I apologize now, this review will not really be a review. It is more a love letter to our community here at Cannonball Read.
Of the ten books we had to choose from for So Popular, I had read most, but not all. The ones I haven’t read I don’t care to (looking at you, Divergent) so I was thinking about re-reading Eleanor & Park to go with last year’s re-read of Attachments or maybe The Martian to see if I still had a book crush on Mark Watney. I wrote up my #cbr10bingo list with a couple options and went about scheduling the books that were already on my to read list for the year.
But then I realized that what I really wanted to do was revisit the book that led to our having Cannon Book Club in the first place.
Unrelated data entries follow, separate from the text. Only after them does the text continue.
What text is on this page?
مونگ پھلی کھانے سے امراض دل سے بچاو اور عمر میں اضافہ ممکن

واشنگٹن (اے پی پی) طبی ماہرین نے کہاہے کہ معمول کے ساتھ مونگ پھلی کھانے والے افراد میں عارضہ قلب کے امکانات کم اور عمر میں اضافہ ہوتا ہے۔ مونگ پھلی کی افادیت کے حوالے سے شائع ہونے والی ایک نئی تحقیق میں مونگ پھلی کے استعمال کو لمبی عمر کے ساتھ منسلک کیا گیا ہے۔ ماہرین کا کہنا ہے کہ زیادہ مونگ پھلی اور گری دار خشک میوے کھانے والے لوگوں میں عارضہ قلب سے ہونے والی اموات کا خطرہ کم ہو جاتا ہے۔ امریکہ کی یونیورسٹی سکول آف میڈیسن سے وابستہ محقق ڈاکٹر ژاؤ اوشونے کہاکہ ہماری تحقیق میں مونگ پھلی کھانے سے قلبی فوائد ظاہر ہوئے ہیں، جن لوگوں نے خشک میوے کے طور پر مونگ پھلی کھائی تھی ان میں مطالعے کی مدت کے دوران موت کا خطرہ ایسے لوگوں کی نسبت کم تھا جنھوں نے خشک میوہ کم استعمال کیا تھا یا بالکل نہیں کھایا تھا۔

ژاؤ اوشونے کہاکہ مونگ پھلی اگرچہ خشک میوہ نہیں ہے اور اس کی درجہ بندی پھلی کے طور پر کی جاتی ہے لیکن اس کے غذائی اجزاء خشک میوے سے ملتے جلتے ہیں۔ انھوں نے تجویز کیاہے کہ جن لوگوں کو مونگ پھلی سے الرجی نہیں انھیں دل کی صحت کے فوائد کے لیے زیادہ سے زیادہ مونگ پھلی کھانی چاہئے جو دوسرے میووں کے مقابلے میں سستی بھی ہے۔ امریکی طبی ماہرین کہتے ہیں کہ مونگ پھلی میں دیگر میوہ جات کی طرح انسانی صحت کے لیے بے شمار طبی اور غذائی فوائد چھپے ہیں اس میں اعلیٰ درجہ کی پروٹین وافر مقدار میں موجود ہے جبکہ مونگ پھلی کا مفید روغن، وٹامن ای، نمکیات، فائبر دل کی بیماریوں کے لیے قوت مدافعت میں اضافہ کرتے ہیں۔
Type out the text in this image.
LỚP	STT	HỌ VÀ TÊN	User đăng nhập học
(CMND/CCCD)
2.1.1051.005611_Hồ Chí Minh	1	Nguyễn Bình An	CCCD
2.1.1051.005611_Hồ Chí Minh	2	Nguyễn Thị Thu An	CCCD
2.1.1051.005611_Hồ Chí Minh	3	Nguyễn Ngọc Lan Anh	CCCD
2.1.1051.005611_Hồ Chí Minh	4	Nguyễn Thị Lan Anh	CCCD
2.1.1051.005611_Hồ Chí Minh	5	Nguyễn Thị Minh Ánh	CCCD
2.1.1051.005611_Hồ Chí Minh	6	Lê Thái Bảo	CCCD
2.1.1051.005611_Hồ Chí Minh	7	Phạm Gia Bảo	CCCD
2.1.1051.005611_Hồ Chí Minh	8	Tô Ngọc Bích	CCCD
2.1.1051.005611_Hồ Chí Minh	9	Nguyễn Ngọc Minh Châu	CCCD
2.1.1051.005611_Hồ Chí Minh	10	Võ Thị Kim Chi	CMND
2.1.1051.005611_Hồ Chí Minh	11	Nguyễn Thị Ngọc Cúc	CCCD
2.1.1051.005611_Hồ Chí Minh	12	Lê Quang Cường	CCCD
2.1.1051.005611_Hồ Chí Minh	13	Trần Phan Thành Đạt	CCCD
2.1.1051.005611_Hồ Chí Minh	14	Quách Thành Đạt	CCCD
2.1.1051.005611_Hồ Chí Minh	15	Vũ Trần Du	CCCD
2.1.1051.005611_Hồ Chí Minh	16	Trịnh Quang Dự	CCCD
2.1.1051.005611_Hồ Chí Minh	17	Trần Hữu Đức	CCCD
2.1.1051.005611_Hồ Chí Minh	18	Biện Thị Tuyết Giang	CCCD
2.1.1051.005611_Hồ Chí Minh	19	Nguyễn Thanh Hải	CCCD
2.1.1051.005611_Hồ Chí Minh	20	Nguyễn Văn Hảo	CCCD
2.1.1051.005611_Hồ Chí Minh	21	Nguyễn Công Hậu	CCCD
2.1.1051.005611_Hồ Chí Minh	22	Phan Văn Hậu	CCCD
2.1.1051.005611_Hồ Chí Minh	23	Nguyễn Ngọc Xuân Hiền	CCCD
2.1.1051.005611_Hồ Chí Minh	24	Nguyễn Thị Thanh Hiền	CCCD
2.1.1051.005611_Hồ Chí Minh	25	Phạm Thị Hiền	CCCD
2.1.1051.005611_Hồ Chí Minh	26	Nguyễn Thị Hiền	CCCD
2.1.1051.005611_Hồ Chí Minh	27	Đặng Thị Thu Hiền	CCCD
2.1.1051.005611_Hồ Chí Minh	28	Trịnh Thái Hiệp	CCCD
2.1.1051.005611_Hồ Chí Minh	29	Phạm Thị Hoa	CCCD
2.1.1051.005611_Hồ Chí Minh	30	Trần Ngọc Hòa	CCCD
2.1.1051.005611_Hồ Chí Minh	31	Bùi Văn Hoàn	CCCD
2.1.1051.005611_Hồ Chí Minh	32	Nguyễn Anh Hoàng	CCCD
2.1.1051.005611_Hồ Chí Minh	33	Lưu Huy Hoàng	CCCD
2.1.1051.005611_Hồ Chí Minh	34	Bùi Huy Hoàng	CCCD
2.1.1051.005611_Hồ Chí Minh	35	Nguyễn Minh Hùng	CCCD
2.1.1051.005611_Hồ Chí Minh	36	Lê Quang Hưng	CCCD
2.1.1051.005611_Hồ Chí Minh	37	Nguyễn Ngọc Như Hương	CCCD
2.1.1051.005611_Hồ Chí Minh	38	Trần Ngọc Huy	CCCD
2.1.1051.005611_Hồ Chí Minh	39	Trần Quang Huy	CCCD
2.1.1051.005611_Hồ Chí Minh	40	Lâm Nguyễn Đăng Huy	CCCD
MsWas had floated the idea at the end of 2014 about possibly having a book club. When I read Station Eleven the first time I knew that this was a book that needed a book club experience, and I loved it enough to step a little bit further out of my comfort zone (I had just organized my first book exchange for the site, even though we’d had one previously) and volunteer to do it. (Check out our first book club discussion!) This book grew me as a person in ways I would never have expected when I picked it up at the end of January 2015.

The stories in Station Eleven ask you to think big thoughts: what can you do? What do you do if you know you have a matter of hours left to live? How do you survive? What mark can you leave behind? Do you even get to choose? What are the benefits of remembering? Of forgetting? While I was reading this time I knew what was coming, so I wasn’t as caught out by Mandel’s ability to distract me and send the reader flying in different directions or timelines than anticipated, but her style and mechanics still held together a finely drawn world which is eerie, unsettling, and full of tension waiting to be released. There were moments so exquisitely written, nuance settled deeply into the pages, which it in some ways felt like coming home.
I still love this book, and I love the togetherness it helped inspire. I look forward wholeheartedly to our FIFTH year of book club next year where we’re planning to tackle Good Omens and who knows what else. My most heartfelt thanks to all the people who make Book Club and Cannonball Read possible, I am so very lucky to have all of you in my life.
Bingo Square: So Popular!
Bingo 12: Underrepresented, Alabama Pink, So Popular!, Brain Candy, Home Something Home
Bingo 13: So Popular!, Delicious!, #CannonBookClub, Throwback Thursday, Award Winner

BLACKOUT!
You did it!!!!
I did it!
It’s a beautiful review, and Station 11 is the perfect book for looking at the bigger picture.
Oh, well done on the blackout!
Hooray! Love everything about this. ❤️?
Still think about this book every so often (2+ years after reading it) and was so glad we got to talk about it. Thanks for the review and congrats on the Blackout (from the woman who only managed to hit two squares).
It’s such a beautiful book and I’m pretty sure I would never have read it if it weren’t for the book club. It just didn’t seem like it was for me (and I am so happy that I was wrong). Congratulation on your blackout, and thank you again for organizing the Book Exchange and Book Club!